We know that every ellipse can be obtained by intersecting a right circular cone with a plane, in this case, the $x$-$y$ plane. The eccentricity $e$ of the ellipse determines the angle that the cone’s axis makes with this plane, while the size and position of the ellipse are determined by the location of the cone’s vertex.

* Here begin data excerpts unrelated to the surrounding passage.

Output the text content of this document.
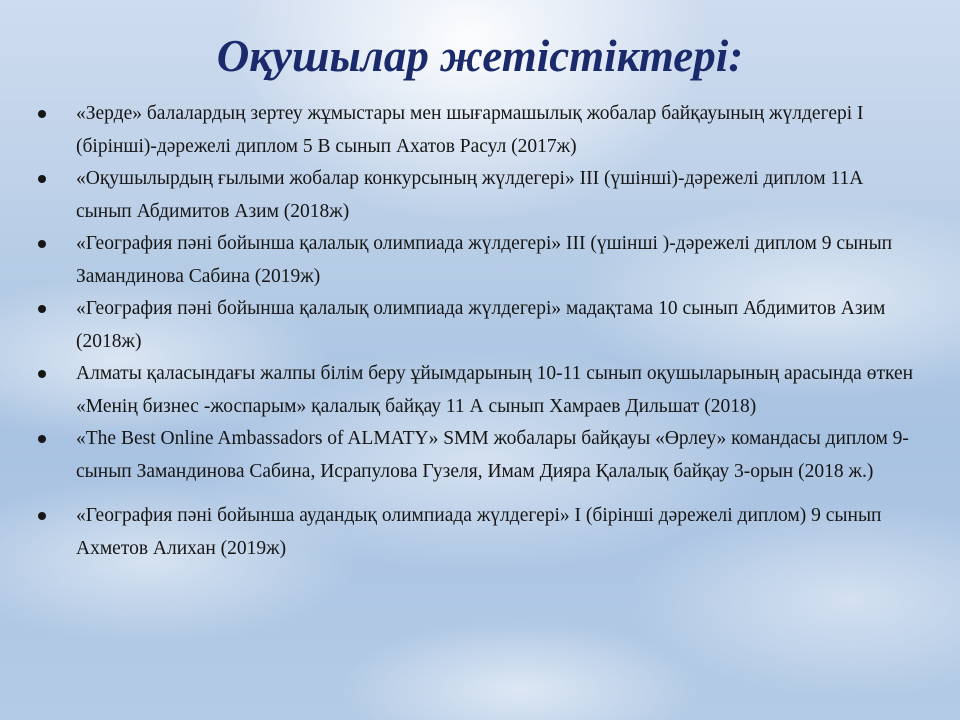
Оқушылар жетістіктері:
«Зерде» балалардың зертеу жұмыстары мен шығармашылық жобалар байқауының жүлдегері I (бірінші)-дәрежелі диплом 5 В сынып Ахатов Расул (2017ж)
«Оқушылырдың ғылыми жобалар конкурсының жүлдегері» III (үшінші)-дәрежелі диплом 11А сынып Абдимитов Азим (2018ж)
«География пәні бойынша қалалық олимпиада жүлдегері» III (үшінші )-дәрежелі диплом 9 сынып Замандинова Сабина (2019ж)
«География пәні бойынша қалалық олимпиада жүлдегері» мадақтама 10 сынып Абдимитов Азим (2018ж)
Алматы қаласындағы жалпы білім беру ұйымдарының 10-11 сынып оқушыларының арасында өткен «Менің бизнес -жоспарым» қалалық байқау 11 А сынып Хамраев Дильшат (2018)
«The Best Online Ambassadors of ALMATY» SMM жобалары байқауы «Өрлеу» командасы диплом 9-сынып Замандинова Сабина, Исрапулова Гузеля, Имам Дияра Қалалық байқау 3-орын (2018 ж.)
«География пәні бойынша аудандық олимпиада жүлдегері» I (бірінші дәрежелі диплом) 9 сынып Ахметов Алихан (2019ж)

Let the vertex of the cone be at $(v_x,0,v_z)$ and $0\le\theta\lt\frac\pi4$ be the angle that its axis makes with the $z$-axis. (For clarity, I’ve changed the variable names from those in the original problem statement. Using both $a$ and $\alpha$ in the same equations is just asking for trouble.) By rotating and translating the cone $x^2+y^2=z^2$, and then setting $z=0$, we can find after some manipulation that the intersection of the tilted and shifted cone with the $x$-$y$ plane is the conic given by the equation $$x^2\cos2\theta+y^2-2(v_x\cos2\theta-v_z\sin2\theta)x+(v_x^2-v_z^2)\cos2\theta-2v_xv_z\sin2\theta=0.\tag1$$ The center of this ellipse can be found by the usual technique of differentiation, which results in the condition $$v_x=v_z\tan2\theta\tag2$$ for its center to be at the origin. Substituting this back into (1) reduces the equation to $$x^2\cos2\theta+y^2=v_z^2\sec2\theta,\tag3$$ from which we get $$a^2=v_z^2\sec^22\theta\\b^2=v_z^2\sec2\theta$$ and finally $$v_z=\pm\frac{b^2}a, \cos2\theta={b^2\over a^2}=1-e^2.\tag4$$
To generalize this to a cone with arbitrary aperture angle $2\phi$, start with the equation $x^2+y^2=z^2\tan^2\phi$ instead, and proceed in a similar fashion.